Filme britânico lançado em 1966, Mil Séculos Antes de Cristo é uma produção da Hammer Films, a mesma que fazia os filmes de horror do Drácula com Christopher Lee e Peter Cushing, por sua vez, o diretor Don Chaffrey refilma o já citado O Despertar do Mundo, dessa vez em cores, misturando cenas com animais fingindo serem dinossauros com os efeitos especiais de Ray Harryhausen. Há uma narração no início, mas o restante do filme é quase sem falas, já que os homens ainda não tem capacidade de comunicação oral neste momento.
Mil Séculos Antes de Cristo, filme da Hammer dirigido por Don Chaffey (1966)
Tal qual outros filmes da Hammer, esse também não faz cerimônia em exibir suas belas atrizes diante da câmera, chega a ser engraçado o quanto a câmera faz questão de explorar a beleza de Raquel Welch.
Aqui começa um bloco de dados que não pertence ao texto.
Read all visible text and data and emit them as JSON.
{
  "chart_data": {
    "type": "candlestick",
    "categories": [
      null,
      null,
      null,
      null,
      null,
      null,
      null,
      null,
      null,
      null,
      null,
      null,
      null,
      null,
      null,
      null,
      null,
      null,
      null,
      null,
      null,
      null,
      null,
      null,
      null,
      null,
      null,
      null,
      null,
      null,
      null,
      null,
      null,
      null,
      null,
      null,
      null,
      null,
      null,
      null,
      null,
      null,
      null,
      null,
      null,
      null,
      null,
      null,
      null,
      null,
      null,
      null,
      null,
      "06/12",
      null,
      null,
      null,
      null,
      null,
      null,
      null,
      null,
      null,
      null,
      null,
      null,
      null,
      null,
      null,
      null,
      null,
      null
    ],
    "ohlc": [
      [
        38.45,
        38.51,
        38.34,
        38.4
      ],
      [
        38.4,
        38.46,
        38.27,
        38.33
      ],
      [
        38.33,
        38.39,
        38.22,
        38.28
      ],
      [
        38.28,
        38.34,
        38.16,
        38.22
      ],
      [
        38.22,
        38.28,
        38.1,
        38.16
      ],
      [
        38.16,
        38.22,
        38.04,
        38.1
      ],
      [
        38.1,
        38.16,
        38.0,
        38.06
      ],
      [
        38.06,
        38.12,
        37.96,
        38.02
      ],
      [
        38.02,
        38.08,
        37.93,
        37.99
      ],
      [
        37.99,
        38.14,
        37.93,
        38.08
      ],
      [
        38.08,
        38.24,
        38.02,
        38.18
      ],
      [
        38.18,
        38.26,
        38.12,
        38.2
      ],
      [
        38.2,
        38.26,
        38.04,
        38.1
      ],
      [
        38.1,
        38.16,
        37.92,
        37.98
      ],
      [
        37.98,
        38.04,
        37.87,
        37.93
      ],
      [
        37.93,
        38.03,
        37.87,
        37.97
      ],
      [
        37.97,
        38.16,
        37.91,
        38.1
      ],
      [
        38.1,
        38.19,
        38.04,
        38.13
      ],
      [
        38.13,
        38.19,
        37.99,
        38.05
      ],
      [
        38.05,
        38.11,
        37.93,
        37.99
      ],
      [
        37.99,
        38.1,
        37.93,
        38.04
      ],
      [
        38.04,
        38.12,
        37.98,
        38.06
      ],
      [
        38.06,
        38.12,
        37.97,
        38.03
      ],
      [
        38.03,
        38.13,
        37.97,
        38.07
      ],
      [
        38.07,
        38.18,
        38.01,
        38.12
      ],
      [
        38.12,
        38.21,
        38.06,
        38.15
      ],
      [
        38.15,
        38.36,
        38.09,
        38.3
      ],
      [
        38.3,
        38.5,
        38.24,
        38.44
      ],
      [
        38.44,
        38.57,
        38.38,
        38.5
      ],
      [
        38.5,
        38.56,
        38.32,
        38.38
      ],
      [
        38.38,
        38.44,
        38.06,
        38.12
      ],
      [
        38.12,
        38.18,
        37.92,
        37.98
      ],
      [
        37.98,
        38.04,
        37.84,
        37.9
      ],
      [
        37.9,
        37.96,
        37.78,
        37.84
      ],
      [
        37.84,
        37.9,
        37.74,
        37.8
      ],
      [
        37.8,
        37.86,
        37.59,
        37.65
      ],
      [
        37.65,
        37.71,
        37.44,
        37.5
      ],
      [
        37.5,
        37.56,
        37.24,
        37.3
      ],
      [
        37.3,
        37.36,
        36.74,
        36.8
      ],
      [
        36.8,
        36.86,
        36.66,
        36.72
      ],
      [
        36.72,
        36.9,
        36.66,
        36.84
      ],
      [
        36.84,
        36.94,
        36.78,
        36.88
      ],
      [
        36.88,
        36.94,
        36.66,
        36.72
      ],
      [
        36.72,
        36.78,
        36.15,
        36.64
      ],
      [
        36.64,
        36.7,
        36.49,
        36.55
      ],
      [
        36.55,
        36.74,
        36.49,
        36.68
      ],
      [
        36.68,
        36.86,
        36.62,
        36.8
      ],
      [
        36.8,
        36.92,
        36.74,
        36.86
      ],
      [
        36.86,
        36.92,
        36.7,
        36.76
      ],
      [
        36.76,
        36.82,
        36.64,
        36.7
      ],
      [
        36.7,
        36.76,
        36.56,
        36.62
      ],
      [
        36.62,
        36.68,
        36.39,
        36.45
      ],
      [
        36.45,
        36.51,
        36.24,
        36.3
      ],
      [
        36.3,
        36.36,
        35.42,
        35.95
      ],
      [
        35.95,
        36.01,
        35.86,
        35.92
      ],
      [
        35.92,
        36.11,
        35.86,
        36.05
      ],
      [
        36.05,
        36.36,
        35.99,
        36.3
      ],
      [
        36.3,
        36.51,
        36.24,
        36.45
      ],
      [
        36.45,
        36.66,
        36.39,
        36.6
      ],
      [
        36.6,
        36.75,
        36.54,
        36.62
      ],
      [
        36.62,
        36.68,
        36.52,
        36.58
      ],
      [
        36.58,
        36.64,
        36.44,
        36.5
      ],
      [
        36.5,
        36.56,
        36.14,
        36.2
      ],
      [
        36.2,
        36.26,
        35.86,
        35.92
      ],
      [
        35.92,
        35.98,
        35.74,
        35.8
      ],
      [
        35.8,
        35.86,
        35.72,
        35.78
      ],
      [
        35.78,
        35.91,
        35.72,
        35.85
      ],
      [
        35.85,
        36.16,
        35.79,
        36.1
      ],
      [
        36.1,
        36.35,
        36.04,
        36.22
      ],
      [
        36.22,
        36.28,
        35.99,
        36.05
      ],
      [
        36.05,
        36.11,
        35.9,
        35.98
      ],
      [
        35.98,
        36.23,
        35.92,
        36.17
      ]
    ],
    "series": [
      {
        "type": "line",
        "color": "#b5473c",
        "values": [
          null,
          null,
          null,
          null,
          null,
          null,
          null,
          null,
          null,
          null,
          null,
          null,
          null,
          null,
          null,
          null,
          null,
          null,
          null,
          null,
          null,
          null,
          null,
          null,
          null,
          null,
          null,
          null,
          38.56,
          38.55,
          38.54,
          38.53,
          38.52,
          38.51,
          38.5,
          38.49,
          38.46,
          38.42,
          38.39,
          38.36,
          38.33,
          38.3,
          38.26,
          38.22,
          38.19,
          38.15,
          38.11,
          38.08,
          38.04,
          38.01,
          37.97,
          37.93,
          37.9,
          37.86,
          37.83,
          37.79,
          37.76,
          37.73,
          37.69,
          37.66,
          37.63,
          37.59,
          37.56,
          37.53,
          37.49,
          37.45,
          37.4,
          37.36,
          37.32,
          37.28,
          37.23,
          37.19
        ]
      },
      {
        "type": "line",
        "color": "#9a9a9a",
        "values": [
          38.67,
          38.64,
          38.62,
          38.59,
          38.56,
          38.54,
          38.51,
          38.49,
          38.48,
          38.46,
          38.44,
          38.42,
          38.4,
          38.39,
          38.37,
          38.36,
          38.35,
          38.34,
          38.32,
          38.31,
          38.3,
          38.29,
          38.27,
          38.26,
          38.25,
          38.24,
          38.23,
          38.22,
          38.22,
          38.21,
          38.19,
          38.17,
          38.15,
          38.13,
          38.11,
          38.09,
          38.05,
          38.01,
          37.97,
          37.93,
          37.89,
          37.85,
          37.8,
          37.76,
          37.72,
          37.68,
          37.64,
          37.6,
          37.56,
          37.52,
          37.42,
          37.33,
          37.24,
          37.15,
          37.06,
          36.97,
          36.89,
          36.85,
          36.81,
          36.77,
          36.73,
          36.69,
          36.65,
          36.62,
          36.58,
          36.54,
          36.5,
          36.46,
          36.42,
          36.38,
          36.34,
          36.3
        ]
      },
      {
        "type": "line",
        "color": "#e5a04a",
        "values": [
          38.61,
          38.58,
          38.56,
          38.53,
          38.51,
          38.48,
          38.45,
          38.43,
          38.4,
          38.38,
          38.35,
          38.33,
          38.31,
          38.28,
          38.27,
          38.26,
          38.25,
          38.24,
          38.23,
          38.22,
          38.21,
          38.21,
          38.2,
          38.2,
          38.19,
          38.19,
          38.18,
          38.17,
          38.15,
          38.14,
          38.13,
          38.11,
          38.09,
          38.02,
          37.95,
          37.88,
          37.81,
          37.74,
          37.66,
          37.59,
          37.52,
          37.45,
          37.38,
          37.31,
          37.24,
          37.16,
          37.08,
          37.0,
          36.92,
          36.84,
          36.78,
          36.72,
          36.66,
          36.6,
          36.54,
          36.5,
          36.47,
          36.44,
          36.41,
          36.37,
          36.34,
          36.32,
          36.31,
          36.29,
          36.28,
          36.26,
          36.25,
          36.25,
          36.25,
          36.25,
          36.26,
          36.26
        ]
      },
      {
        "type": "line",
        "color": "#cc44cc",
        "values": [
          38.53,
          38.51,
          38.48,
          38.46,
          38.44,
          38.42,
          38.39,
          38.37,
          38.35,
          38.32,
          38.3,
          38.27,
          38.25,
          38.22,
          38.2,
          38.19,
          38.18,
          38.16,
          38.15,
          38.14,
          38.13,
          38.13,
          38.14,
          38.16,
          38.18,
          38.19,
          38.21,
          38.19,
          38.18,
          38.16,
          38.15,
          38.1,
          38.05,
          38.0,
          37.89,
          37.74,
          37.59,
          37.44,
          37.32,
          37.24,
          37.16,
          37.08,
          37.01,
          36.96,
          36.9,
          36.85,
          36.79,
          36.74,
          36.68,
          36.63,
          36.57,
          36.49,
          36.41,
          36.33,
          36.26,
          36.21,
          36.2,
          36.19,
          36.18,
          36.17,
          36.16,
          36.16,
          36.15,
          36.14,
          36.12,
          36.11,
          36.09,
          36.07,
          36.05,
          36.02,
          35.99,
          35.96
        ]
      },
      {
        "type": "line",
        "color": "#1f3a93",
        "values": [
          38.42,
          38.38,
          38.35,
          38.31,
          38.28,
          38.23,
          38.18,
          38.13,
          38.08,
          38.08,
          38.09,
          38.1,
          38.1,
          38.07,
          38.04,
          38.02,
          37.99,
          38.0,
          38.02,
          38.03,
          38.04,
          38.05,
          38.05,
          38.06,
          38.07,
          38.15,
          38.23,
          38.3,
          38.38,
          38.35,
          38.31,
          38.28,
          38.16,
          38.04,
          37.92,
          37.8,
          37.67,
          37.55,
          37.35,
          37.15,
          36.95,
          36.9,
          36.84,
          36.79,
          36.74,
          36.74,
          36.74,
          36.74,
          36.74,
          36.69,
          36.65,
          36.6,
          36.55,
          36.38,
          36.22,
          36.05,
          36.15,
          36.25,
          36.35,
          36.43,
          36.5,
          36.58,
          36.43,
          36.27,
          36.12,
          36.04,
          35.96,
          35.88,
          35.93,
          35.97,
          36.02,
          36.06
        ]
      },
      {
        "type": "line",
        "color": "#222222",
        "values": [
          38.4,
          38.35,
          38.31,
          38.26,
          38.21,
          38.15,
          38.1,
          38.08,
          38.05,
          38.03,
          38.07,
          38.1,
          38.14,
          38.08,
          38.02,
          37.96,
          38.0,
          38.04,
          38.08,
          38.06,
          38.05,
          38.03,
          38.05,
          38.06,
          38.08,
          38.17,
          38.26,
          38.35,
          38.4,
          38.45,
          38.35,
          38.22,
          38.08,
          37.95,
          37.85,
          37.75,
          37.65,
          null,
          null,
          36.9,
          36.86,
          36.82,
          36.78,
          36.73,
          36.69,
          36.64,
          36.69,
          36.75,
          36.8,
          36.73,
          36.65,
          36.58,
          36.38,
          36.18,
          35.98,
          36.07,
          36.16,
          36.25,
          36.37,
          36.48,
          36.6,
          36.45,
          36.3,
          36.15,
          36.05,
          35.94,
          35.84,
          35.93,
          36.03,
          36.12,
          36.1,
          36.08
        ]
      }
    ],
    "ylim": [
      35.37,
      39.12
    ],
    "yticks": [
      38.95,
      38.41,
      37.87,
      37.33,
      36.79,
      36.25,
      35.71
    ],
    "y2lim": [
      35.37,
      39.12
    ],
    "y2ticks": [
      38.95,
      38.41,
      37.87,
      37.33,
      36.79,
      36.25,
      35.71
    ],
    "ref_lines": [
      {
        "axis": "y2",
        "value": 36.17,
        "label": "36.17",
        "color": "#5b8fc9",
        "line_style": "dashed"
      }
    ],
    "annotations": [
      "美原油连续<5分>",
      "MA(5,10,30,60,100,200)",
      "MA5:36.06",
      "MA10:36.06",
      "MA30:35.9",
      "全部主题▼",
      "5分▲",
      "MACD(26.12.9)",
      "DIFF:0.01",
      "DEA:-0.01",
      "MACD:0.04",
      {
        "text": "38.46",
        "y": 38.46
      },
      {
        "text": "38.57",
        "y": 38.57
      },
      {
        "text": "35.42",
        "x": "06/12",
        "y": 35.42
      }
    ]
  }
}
No entanto, o clímax fica por conta da luta entre feras, com uma animação em stop motion fenomenal de Harryhausen. Talvez o único senão seja o tamanho dos humanos em relação aos dinossauros, que parecem ser ligeiramente maiores que os homens, além do mesmo problema do original, em colocar ambas criaturas na mesma faixa temporal.
Houve um produto de qualidade duvidosa e pano de fundo curioso ainda nos anos sessenta, chama-se Viagem ao Planeta das Mulheres Pré-Históricas, lançado em 1968, por Derek Thomas, que na verdade era Peter Bogdanovich com um pseudônimo. A história lembra muito um episódio de Star Trek ou Twilight Zone, mas com qualidade de roteiro quase zerada. A trama basicamente consiste em um grupo de astronautas que descem em Vênus e encontram um planeta ocupado por mulheres e por pterodátilos. Mamie Van Doren é o principal nome no elenco feminino, ela tem poderes psíquicos e tenta matar os invasores, que conseguem escapar. O filme foi produzido por Roger Corman, e tem um orçamento diminuto, péssimos efeitos especiais e muito momentos engraçados. Ele é livremente baseado em uma ficção cientifica soviética chamada Planeta Bur, de Pavel Klushantsev.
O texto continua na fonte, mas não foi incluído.